Un signo semiológico de alta rentabilidad es el Signo de Faget o disociación esfigmotérmica (fiebre con bradicardia relativa), clásico de la fiebre tifoidea, brucelosis, gripe y fiebre facticia. La finalización del cuadro térmico se denomina defervescencia, y su forma (en crisis o en lisis) orienta sobre la respuesta terapéutica.
5. Respuesta de Fase Aguda y Manifestaciones Asociadas
El síndrome febril es el componente central de la respuesta de fase aguda, un conjunto de cambios sistémicos que acompañan a la inflamación.
Modificaciones Humorales y Metabólicas
El hígado altera su síntesis proteica:
- Reactantes de Fase Aguda Positivos (Aumento): Proteína C reactiva (PCR), VSG, haptoglobina, fibrinógeno, ferritina y amiloide A.
- Reactantes de Fase Aguda Negativos (Disminución): Albúmina, transferrina y transtiretina.
- Cambios Endocrinos: Aumento de ACTH, cortisol y vasopresina.
- Cambios en Oligoelementos: Disminución de los niveles séricos de hierro y zinc, y aumento de cobre.
Manifestaciones Clínicas
El paciente experimenta escalofríos (contracciones musculares para elevar la temperatura hacia el nuevo set-point), mialgias, cefalea, fotofobia y quebrantamiento general.
Consideraciones en el Adulto Mayor
En ancianos, la respuesta febril es frecuentemente deficiente: entre el 30% y 50% de los pacientes con infecciones graves no presentan fiebre significativa.
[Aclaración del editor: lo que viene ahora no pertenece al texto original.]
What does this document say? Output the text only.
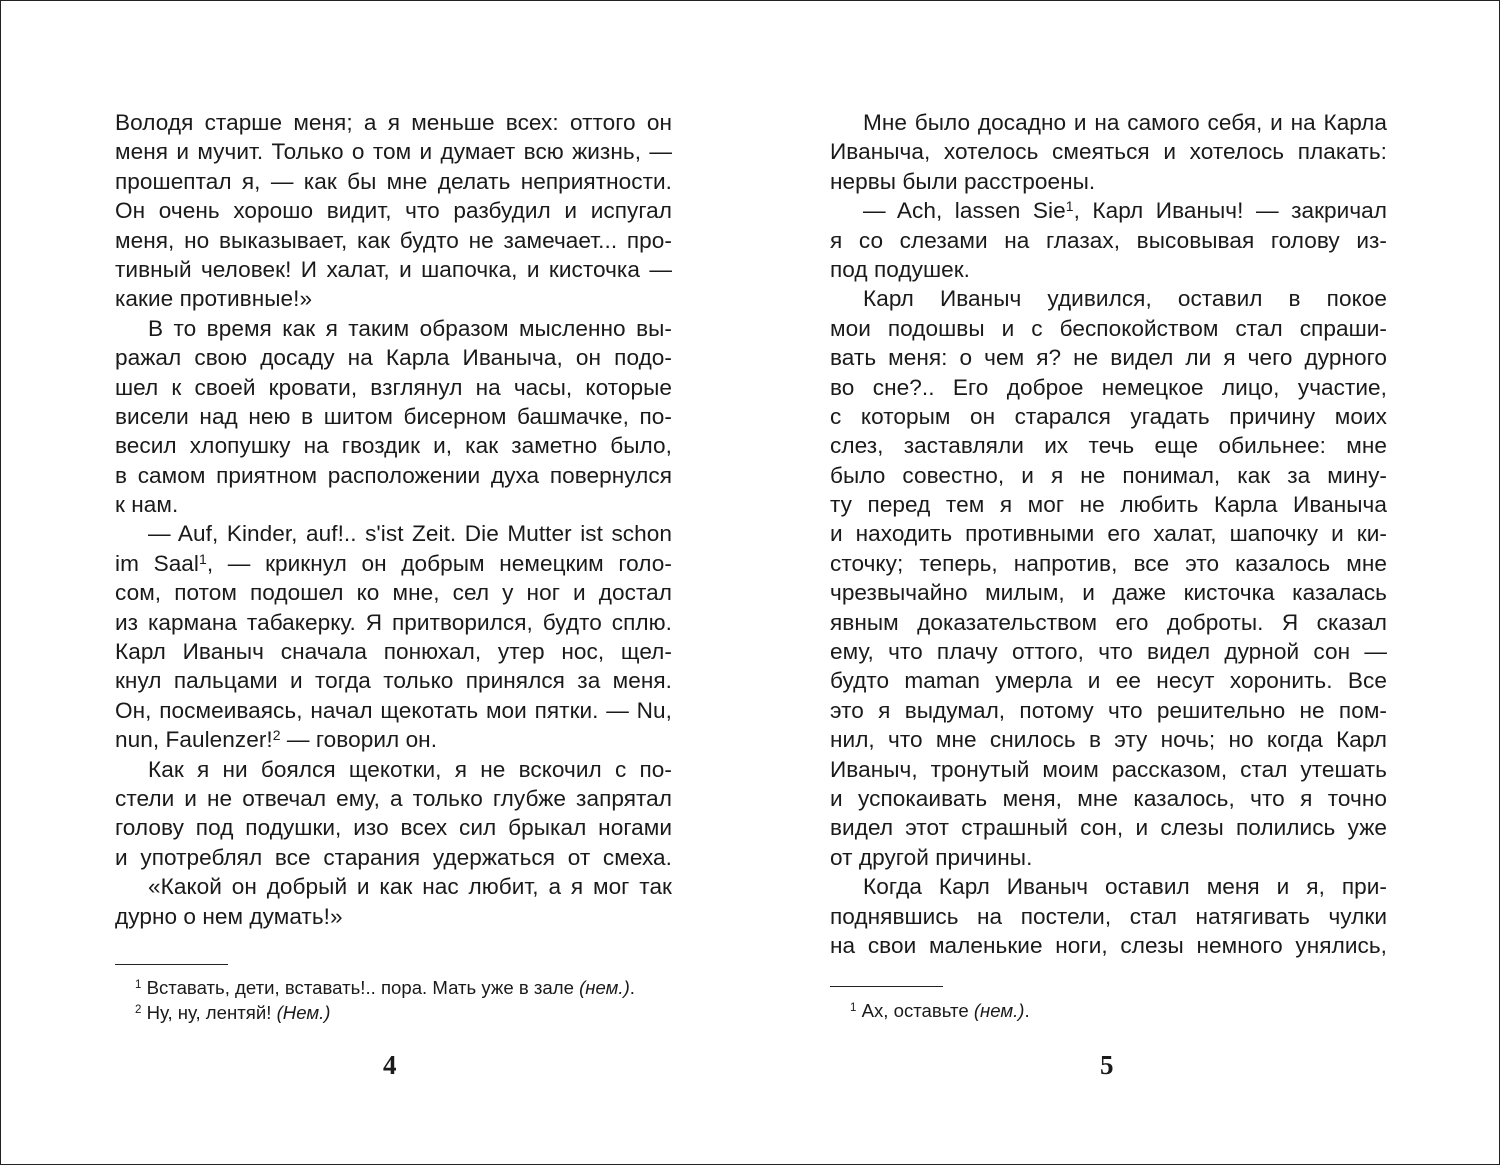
Володя старше меня; а я меньше всех: оттого он
меня и мучит. Только о том и думает всю жизнь, —
прошептал я, — как бы мне делать неприятности.
Он очень хорошо видит, что разбудил и испугал
меня, но выказывает, как будто не замечает... про-
тивный человек! И халат, и шапочка, и кисточка —
какие противные!»
В то время как я таким образом мысленно вы-
ражал свою досаду на Карла Иваныча, он подо-
шел к своей кровати, взглянул на часы, которые
висели над нею в шитом бисерном башмачке, по-
весил хлопушку на гвоздик и, как заметно было,
в самом приятном расположении духа повернулся
к нам.
— Auf, Kinder, auf!.. s'ist Zeit. Die Mutter ist schon
im Saal$^1$, — крикнул он добрым немецким голо-
сом, потом подошел ко мне, сел у ног и достал
из кармана табакерку. Я притворился, будто сплю.
Карл Иваныч сначала понюхал, утер нос, щел-
кнул пальцами и тогда только принялся за меня.
Он, посмеиваясь, начал щекотать мои пятки. — Nu,
nun, Faulenzer!$^2$ — говорил он.
Как я ни боялся щекотки, я не вскочил с по-
стели и не отвечал ему, а только глубже запрятал
голову под подушки, изо всех сил брыкал ногами
и употреблял все старания удержаться от смеха.
«Какой он добрый и как нас любит, а я мог так
дурно о нем думать!»
$^1$ Вставать, дети, вставать!.. пора. Мать уже в зале (нем.).
$^2$ Ну, ну, лентяй! (Нем.)
Мне было досадно и на самого себя, и на Карла
Иваныча, хотелось смеяться и хотелось плакать:
нервы были расстроены.
— Ach, lassen Sie$^1$, Карл Иваныч! — закричал
я со слезами на глазах, высовывая голову из-
под подушек.
Карл Иваныч удивился, оставил в покое
мои подошвы и с беспокойством стал спраши-
вать меня: о чем я? не видел ли я чего дурного
во сне?.. Его доброе немецкое лицо, участие,
с которым он старался угадать причину моих
слез, заставляли их течь еще обильнее: мне
было совестно, и я не понимал, как за мину-
ту перед тем я мог не любить Карла Иваныча
и находить противными его халат, шапочку и ки-
сточку; теперь, напротив, все это казалось мне
чрезвычайно милым, и даже кисточка казалась
явным доказательством его доброты. Я сказал
ему, что плачу оттого, что видел дурной сон —
будто maman умерла и ее несут хоронить. Все
это я выдумал, потому что решительно не пом-
нил, что мне снилось в эту ночь; но когда Карл
Иваныч, тронутый моим рассказом, стал утешать
и успокаивать меня, мне казалось, что я точно
видел этот страшный сон, и слезы полились уже
от другой причины.
Когда Карл Иваныч оставил меня и я, при-
поднявшись на постели, стал натягивать чулки
на свои маленькие ноги, слезы немного унялись,
$^1$ Ах, оставьте (нем.).
4	5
En esta población, una temperatura oral > 37,2 °C o un aumento de 1,2 °C sobre su basal deben considerarse signos de alarma. En muchos casos, el cuadro se manifiesta exclusivamente como un deterioro del sensorio (delirio, confusión o somnolencia).
6. Fiebre de Origen Desconocido (FOD) y Enfoque Diagnóstico
La FOD constituye un reto intelectual que exige rigor metodológico. La clasificación moderna, propuesta por Durack y Street (1991), distingue cuatro categorías: Clásica, Nosocomial, Neutropénica y Asociada al VIH.
Etiologías Prevalentes en FOD Clásica
- Infecciones (30-40%): Tuberculosis (miliar/extrapulmonar), abscesos abdominales o pelvianos y endocarditis infecciosa.
- Neoplasias (20-30%): Linfomas (Hodgkin y no Hodgkin) y carcinoma renal.
- Enfermedades del Colágeno (10-20%): Enfermedad de Still del adulto y arteritis de células gigantes.
Algoritmo de Evaluación y Perlas Semiológicas
El estudio debe iniciarse con exámenes de primera línea (Cuadro 14-5): hemograma completo con recuento de plaquetas, VSG, LDH, GGT, orina completa, urocultivo, hemocultivos (tres pares), proteinograma electroforético y estudio por imágenes del abdomen (ecografía o TAC).
El clínico debe buscar activamente "signos guía" o alarmas semiológicas:
- Púrpura fulminante: Sugerente de meningococcemia.
- Petequias en fondo de saco conjuntival: Orientan a endocarditis infecciosa.
- Adenomegalias: Sugieren síndromes linfoproliferativos.
- Cefalea y confusión: Obligan a descartar un síndrome meníngeo.
La clave del éxito en la FOD reside en la anamnesis concienzuda y el examen físico repetido. La tecnología no sustituye la observación minuciosa de la evolución clínica del paciente.